Les Jours Retrouvés à Wanaxadomos

Le jour se levait sur la capitale, et l’air portait encore la trace du vent venu des mers. Les rues, longtemps silencieuses, s’emplissaient d’une lumière dorée, et le peuple sortait des maisons comme on s’éveille d’un long songe. On disait que la Reine Sirena était revenue, et cette seule parole suffisait à ranimer les cœurs. Les fontaines se remirent à chanter, les jardins du palais s’ouvrirent de nouveau, et les oiseaux vinrent se poser sur les toits comme pour saluer la paix retrouvée.
Sirena marchait dans les allées du grand palais, sa fille Eryalis à ses côtés. La fillette riait en poursuivant les moineaux qui tournoyaient entre les colonnes blanches, et la Reine souriait doucement. L’absence d’Ansugaisos demeurait comme une ombre dans son regard, mais la présence de l’enfant dissipait la douleur. Eryalis posait souvent des questions sur son père : où il était, pourquoi il ne revenait pas, quand il verrait la mer à nouveau. Sirena lui répondait avec patience, disant que le Roi veillait sur le monde et que les dieux guidaient son pas, même au-delà des horizons visibles.
Les jours passaient dans une sérénité nouvelle.
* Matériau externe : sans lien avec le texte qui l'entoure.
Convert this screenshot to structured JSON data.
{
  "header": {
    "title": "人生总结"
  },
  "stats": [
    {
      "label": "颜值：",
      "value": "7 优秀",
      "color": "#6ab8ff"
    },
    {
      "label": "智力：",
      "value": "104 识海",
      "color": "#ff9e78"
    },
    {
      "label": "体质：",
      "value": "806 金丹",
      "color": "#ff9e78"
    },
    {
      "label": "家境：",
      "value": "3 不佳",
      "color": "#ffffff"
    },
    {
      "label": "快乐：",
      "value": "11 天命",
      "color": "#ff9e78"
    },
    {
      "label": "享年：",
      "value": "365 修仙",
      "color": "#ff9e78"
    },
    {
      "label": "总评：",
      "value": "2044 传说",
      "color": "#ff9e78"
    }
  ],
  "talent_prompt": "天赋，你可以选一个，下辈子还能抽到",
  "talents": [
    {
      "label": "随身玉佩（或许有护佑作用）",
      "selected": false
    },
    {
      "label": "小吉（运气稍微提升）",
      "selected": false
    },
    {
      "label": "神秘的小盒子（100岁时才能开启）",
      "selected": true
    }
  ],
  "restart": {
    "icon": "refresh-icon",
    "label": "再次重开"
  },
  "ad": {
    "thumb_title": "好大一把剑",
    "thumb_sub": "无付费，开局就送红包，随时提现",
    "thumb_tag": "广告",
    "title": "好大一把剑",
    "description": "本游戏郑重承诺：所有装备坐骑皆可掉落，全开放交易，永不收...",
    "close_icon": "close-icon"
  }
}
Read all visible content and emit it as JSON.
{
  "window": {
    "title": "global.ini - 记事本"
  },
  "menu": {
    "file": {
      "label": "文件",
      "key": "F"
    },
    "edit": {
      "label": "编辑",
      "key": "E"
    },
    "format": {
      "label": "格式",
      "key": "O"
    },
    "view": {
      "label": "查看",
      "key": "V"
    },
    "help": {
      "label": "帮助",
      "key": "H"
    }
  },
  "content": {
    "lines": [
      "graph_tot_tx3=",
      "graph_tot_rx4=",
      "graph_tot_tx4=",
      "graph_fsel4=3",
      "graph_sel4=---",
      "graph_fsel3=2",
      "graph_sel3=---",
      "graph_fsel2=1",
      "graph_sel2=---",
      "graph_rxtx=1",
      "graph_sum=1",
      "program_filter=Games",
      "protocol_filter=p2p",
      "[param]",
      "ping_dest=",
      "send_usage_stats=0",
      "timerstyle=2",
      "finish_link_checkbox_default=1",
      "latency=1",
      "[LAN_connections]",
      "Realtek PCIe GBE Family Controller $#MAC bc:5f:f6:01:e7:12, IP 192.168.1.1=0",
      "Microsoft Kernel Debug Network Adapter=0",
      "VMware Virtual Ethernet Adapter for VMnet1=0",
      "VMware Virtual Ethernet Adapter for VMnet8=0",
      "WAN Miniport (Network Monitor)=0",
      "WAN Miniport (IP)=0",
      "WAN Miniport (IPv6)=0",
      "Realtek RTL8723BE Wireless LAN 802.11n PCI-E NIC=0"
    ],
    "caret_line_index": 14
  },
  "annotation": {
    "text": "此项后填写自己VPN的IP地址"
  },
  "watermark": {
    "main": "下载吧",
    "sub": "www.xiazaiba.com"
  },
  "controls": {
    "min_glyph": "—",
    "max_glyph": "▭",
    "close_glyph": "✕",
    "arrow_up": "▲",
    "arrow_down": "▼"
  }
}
La Reine allait souvent au temple de la colline d’Aurion, là où les intercesseurs priaient dans le silence. Ils n’avaient ni couronne ni sceptre, mais leurs paroles portaient encore l’écho des dieux anciens. Sirena s’asseyait parmi eux, sans faste, sans escorte, et parlait du monde, des signes qu’elle avait vus dans les vents de l’Orient et dans les courants de l’eau. Elle disait que les dieux n’avaient pas quitté la Terre, mais que les hommes avaient cessé d’écouter leur voix, trop occupés à craindre le silence. Alors les intercesseurs s’inclinaient, et le peuple, massé dehors, recevait ses paroles comme une bénédiction.
Eryalis, pendant ce temps, jouait dans les jardins suspendus. Elle apprenait à lire les étoiles, à reconnaître le chant des sources et à parler doucement aux animaux. On disait qu’elle avait hérité du regard clair de sa mère et de la volonté de son père, et qu’un jour elle marcherait entre les deux mondes. Les gardes du palais, les servantes et les anciens la saluaient avec respect, car à travers elle, la lignée du Roi demeurait vivante. La Reine la regardait grandir avec une tendresse inquiète, priant les dieux que l’enfant ne porte pas trop tôt le fardeau du destin.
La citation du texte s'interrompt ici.